Having reviewed the billing records submitted by counsel and being familiar with the proceedings to date, the Court finds that the number of hours charged in this matter is reasonable, given the amount of work performed. Accordingly, based on the hourly rate set forth above, and the hours billed on this matter, the Court respectfully recommends that plaintiff be awarded $8,560 in attorney's fees.
C. Reasonable Costs
Plaintiff also requests $685 in costs for filing fees ($400) and service of process fees: $157.00 for serving Buka and Goldburg, and $128 for serving Mashood. (Bright Decl., Exs. 2, 3, 4, 8).
Based on a review of the record, the Court finds these costs to be reasonable, and respectfully recommends that plaintiff be awarded $685 in costs. See Finkel v. Triple A Grp., Inc., 708 F. Supp. 2d 277, 290-91 (E.D.N.Y. 2010) (awarding $818.53 in costs for filing fees, service of process, legal research, and postage); see also Tlacoapa v. Carregal, 386 F. Supp. 2d 362, 374 (S.D.N.Y. 2005) (citing Kuzma v. Internal Revenue Serv., 821 F.2d 930, 933-34 (2d Cir. 1987) (explaining that "[i]dentifiable out-of-pocket disbursements for items such as photocopying, travel, and telephone costs are generally taxable . . . and are often distinguished from nonrecoverable routine office overhead, which must be absorbed within the attorney's hourly rate"). In sum, the Court recommends that plaintiff be awarded $8,560 in attorney's fees, plus an additional $685 in costs, totaling $9,245.00.
The Court respectfully recommends that plaintiff's motion for entry of a default judgment be granted, and that plaintiff be awarded the following damages: (1) $2,265 for unpaid minimum wages and spread-of-hours pay; (2) $4,200 in penalties for wage notice and wage statement violations; (3) $2,265 in liquidated damages; (4) $305.49 in pre-judgment interest, plus interest accrued between the filing of the motion and final entry of judgment; and (5) $9,245 in attorney's fees and costs. The Court further respectfully recommends that the defendants be held jointly and severally liable for the judgment.

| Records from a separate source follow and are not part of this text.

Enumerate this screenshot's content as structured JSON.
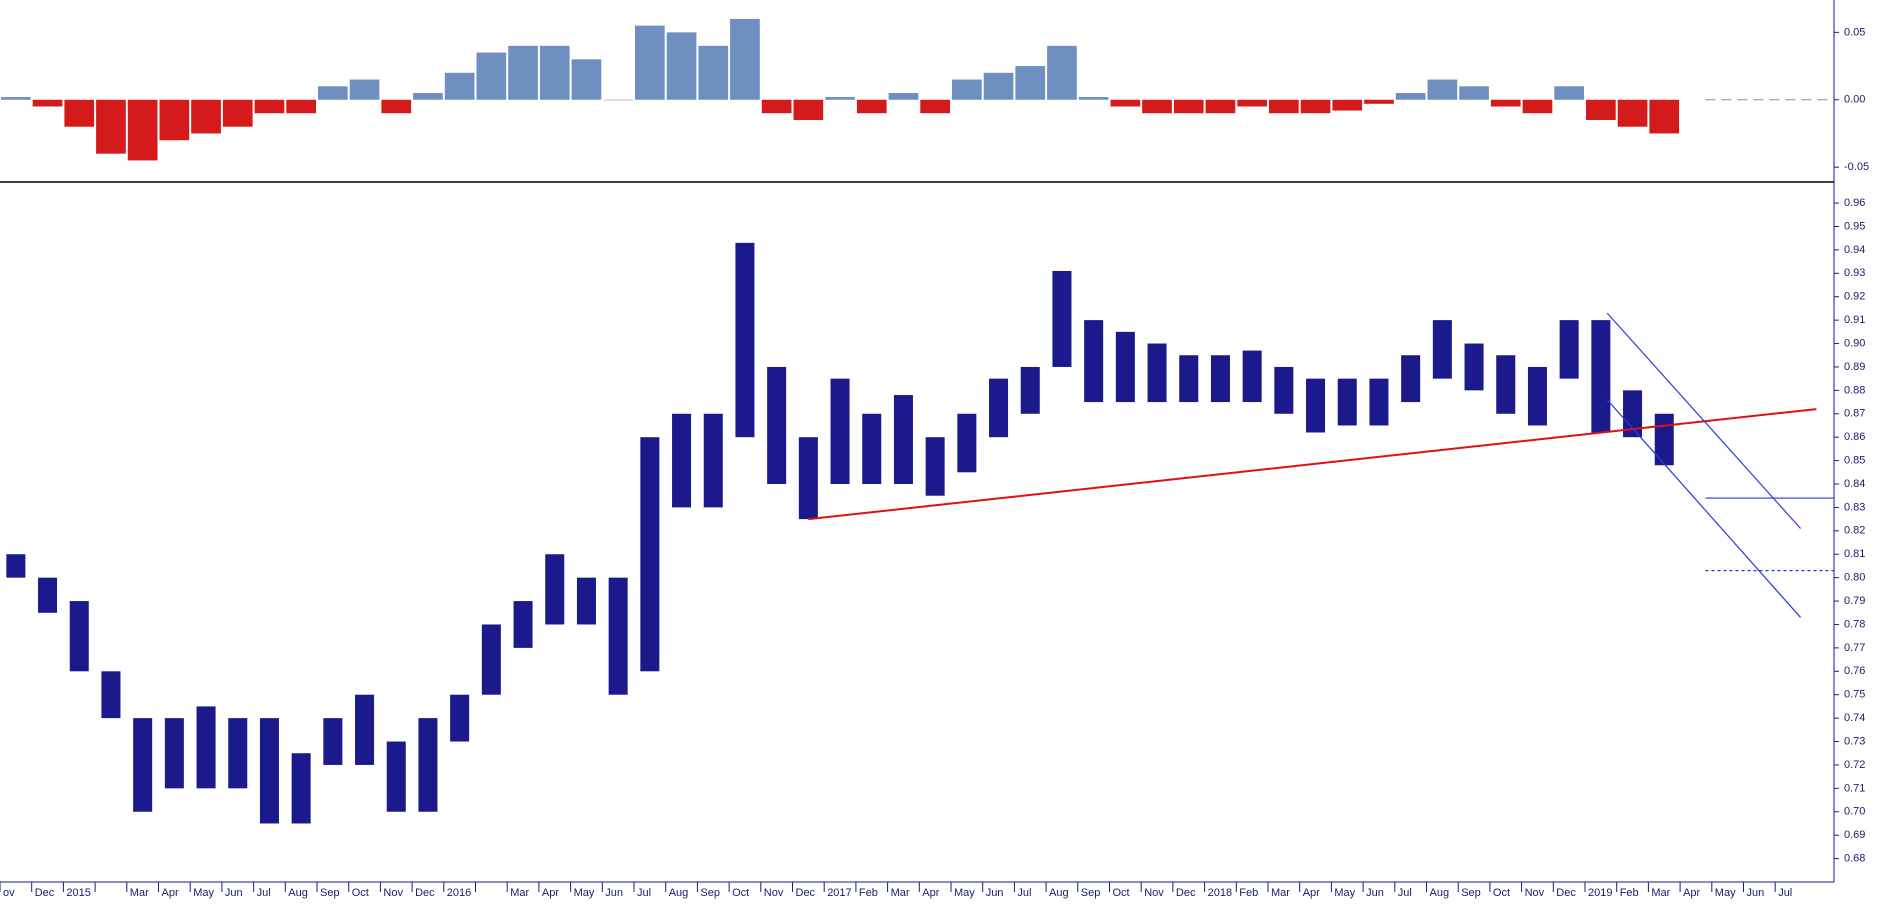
{
  "chart_data": [
    {
      "type": "bar",
      "colors": {
        "positive": "#6f8fc0",
        "negative": "#d41a1a"
      },
      "values": [
        0.002,
        -0.005,
        -0.02,
        -0.04,
        -0.045,
        -0.03,
        -0.025,
        -0.02,
        -0.01,
        -0.01,
        0.01,
        0.015,
        -0.01,
        0.005,
        0.02,
        0.035,
        0.04,
        0.04,
        0.03,
        0,
        0.055,
        0.05,
        0.04,
        0.06,
        -0.01,
        -0.015,
        0.002,
        -0.01,
        0.005,
        -0.01,
        0.015,
        0.02,
        0.025,
        0.04,
        0.002,
        -0.005,
        -0.01,
        -0.01,
        -0.01,
        -0.005,
        -0.01,
        -0.01,
        -0.008,
        -0.003,
        0.005,
        0.015,
        0.01,
        -0.005,
        -0.01,
        0.01,
        -0.015,
        -0.02,
        -0.025
      ],
      "ylim": [
        -0.061,
        0.074
      ],
      "yticks": [
        -0.05,
        {
          "value": 0,
          "label": "0.00"
        },
        0.05
      ]
    },
    {
      "type": "range",
      "color": "#1a1a8c",
      "categories": [
        "ov",
        "Dec",
        "2015",
        null,
        "Mar",
        "Apr",
        "May",
        "Jun",
        "Jul",
        "Aug",
        "Sep",
        "Oct",
        "Nov",
        "Dec",
        "2016",
        null,
        "Mar",
        "Apr",
        "May",
        "Jun",
        "Jul",
        "Aug",
        "Sep",
        "Oct",
        "Nov",
        "Dec",
        "2017",
        "Feb",
        "Mar",
        "Apr",
        "May",
        "Jun",
        "Jul",
        "Aug",
        "Sep",
        "Oct",
        "Nov",
        "Dec",
        "2018",
        "Feb",
        "Mar",
        "Apr",
        "May",
        "Jun",
        "Jul",
        "Aug",
        "Sep",
        "Oct",
        "Nov",
        "Dec",
        "2019",
        "Feb",
        "Mar",
        "Apr",
        "May",
        "Jun",
        "Jul"
      ],
      "series": [
        {
          "name": "high",
          "values": [
            0.81,
            0.8,
            0.79,
            0.76,
            0.74,
            0.74,
            0.745,
            0.74,
            0.74,
            0.725,
            0.74,
            0.75,
            0.73,
            0.74,
            0.75,
            0.78,
            0.79,
            0.81,
            0.8,
            0.8,
            0.86,
            0.87,
            0.87,
            0.943,
            0.89,
            0.86,
            0.885,
            0.87,
            0.878,
            0.86,
            0.87,
            0.885,
            0.89,
            0.931,
            0.91,
            0.905,
            0.9,
            0.895,
            0.895,
            0.897,
            0.89,
            0.885,
            0.885,
            0.885,
            0.895,
            0.91,
            0.9,
            0.895,
            0.89,
            0.91,
            0.91,
            0.88,
            0.87,
            null,
            null,
            null,
            null
          ]
        },
        {
          "name": "low",
          "values": [
            0.8,
            0.785,
            0.76,
            0.74,
            0.7,
            0.71,
            0.71,
            0.71,
            0.695,
            0.695,
            0.72,
            0.72,
            0.7,
            0.7,
            0.73,
            0.75,
            0.77,
            0.78,
            0.78,
            0.75,
            0.76,
            0.83,
            0.83,
            0.86,
            0.84,
            0.825,
            0.84,
            0.84,
            0.84,
            0.835,
            0.845,
            0.86,
            0.87,
            0.89,
            0.875,
            0.875,
            0.875,
            0.875,
            0.875,
            0.875,
            0.87,
            0.862,
            0.865,
            0.865,
            0.875,
            0.885,
            0.88,
            0.87,
            0.865,
            0.885,
            0.862,
            0.86,
            0.848,
            null,
            null,
            null,
            null
          ]
        }
      ],
      "ylim": [
        0.67,
        0.969
      ],
      "yticks": [
        0.68,
        0.69,
        {
          "value": 0.7,
          "label": "0.70"
        },
        0.71,
        0.72,
        0.73,
        0.74,
        0.75,
        0.76,
        0.77,
        0.78,
        0.79,
        {
          "value": 0.8,
          "label": "0.80"
        },
        0.81,
        0.82,
        0.83,
        0.84,
        0.85,
        0.86,
        0.87,
        0.88,
        0.89,
        {
          "value": 0.9,
          "label": "0.90"
        },
        0.91,
        0.92,
        0.93,
        0.94,
        0.95,
        0.96
      ],
      "trendlines": [
        {
          "color": "#e01010",
          "x": [
            25.5,
            57.3
          ],
          "y": [
            0.825,
            0.872
          ]
        },
        {
          "color": "#2a3adb",
          "x": [
            50.7,
            56.8
          ],
          "y": [
            0.913,
            0.821
          ]
        },
        {
          "color": "#2a3adb",
          "x": [
            50.7,
            56.8
          ],
          "y": [
            0.876,
            0.783
          ]
        },
        {
          "color": "#2a3adb",
          "x": [
            53.8,
            58
          ],
          "y": [
            0.834,
            0.834
          ]
        },
        {
          "color": "#2a3adb",
          "dashed": true,
          "x": [
            53.8,
            58
          ],
          "y": [
            0.803,
            0.803
          ]
        }
      ]
    }
  ]
}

Any objections to this Report and Recommendation must be filed with the Clerk of the Court within fourteen (14) days. See 28 U.S.C. § 636(b)(1); Fed. R. Civ. P. 72(b)(2); see also Fed. R. Civ. P. 6(a), (e) (providing the method for computing time). Failure to file objections within the specified time waives the right to appeal the District Court's order. See, e.g., Caidor v. Onondaga Cty., 517 F.3d 601, 604 (2d Cir. 2008) (explaining that "failure to object timely to a . . . report [and recommendation] operates as a waiver of any further judicial review of the magistrate [judge's] decision").
Plaintiff shall serve a copy of this Report and Recommendation on the defendants and file proof of such service on the record within two weeks of the date of this Report.
SO ORDERED. Dated: Brooklyn, New York
February 17, 2021
/s/ Cheryl L. Pollak
Cheryl L. Pollak
Chief United States Magistrate Judge
Eastern District of New York
Johnson v. Georgia Highway Express, Inc., 488 F.2d 714, 717-19 (5th Cir. 1974).